I think what you said is right, unarguably so even, but the attitude you push is debilitating to people who hope to "pour their heart and soul" into making games artistic in the face of production realities. Why shouldn't people try? I think your cynicism is what led you to think I was trying to justify my shitty work with that unrelated article. The reality is, people try to anchor artistic endeavor whereever they can, and there's no reason why work can't be just such a place. Take it easy on us, suck!
04 April 2002, 10:18 PM
i apologize for being overly harsh in the statements I made... Although I did and still do believe that your site has some material on it that is distracting to a potential employer, I'm sorry for coming off as overly cynical.
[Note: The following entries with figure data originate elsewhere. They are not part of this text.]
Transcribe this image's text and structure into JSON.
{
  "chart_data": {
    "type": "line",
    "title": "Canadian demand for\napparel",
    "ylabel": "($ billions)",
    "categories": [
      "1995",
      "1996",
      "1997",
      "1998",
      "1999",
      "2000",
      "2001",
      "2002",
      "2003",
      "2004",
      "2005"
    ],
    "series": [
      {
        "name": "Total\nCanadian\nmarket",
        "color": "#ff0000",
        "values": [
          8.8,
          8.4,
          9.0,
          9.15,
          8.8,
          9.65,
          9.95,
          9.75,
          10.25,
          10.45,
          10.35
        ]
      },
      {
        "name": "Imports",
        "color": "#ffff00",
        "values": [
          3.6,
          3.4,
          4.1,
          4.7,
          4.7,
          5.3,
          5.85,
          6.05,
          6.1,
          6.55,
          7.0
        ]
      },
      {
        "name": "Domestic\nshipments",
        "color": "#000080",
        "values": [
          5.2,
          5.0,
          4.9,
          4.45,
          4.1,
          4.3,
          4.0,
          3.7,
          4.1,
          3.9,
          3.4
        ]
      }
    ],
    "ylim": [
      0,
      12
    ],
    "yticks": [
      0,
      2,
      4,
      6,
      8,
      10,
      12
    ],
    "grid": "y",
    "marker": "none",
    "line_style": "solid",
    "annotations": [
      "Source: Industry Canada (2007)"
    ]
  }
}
personally I am quite passionate about my work and have on many occasions fought with the powers that be. what i wrote is my personal view of this job. it may be disappointing to some people to hear, especially those that are not yet working in the industry, but if you go in with rose colored glasses you're going to be really annoying to work with. I know because that was me five years ago.
don't look at it like 5 years ago i was a happy go lucky dreamer and now i'm a shriveled old naysayer... that's not the case. i've never been happier in my job or my life because i realized that going with the flow and doing your job is much more important in the early stages of your game art career than demanding people see things your way. you just have to shut up and pay your dues... and believe me, I didn't realize that for a while and it was damaging to my advancement.
but people new to the industry have to just be quiet and listen, do their job and not create conflicts. this passive attitude will naturally compromise one's sense of artistic individuality. I mean who is going to get all introspective on a piece of geometry they had to poly reduce? or textures they had to resize? there is so much to the job that is not art but busywork that when it does actually come time to create something unique it is really a thrill. that is when we can and should be passionate about what we do.
again, my apologies. my statements are based on an overall trend i've seen with new artists and were not intended as a personal attack.
04 April 2002, 12:10 PM
No hard feelings at all, I'm just mouthy. I'm pretty damned impressed with this board anyways, and your criticism was well taken, but not new to me. My glasses are very much not rose-colored =) More like a shit brown with flecks of frustration hehehe.
btw I really liked your work on that lipid-bilayer... just curious... are there actually any opportunities in CG in academia? Seems like Film, Games, TV, and Commercials are the only outlets so far and I figured education would be up there too.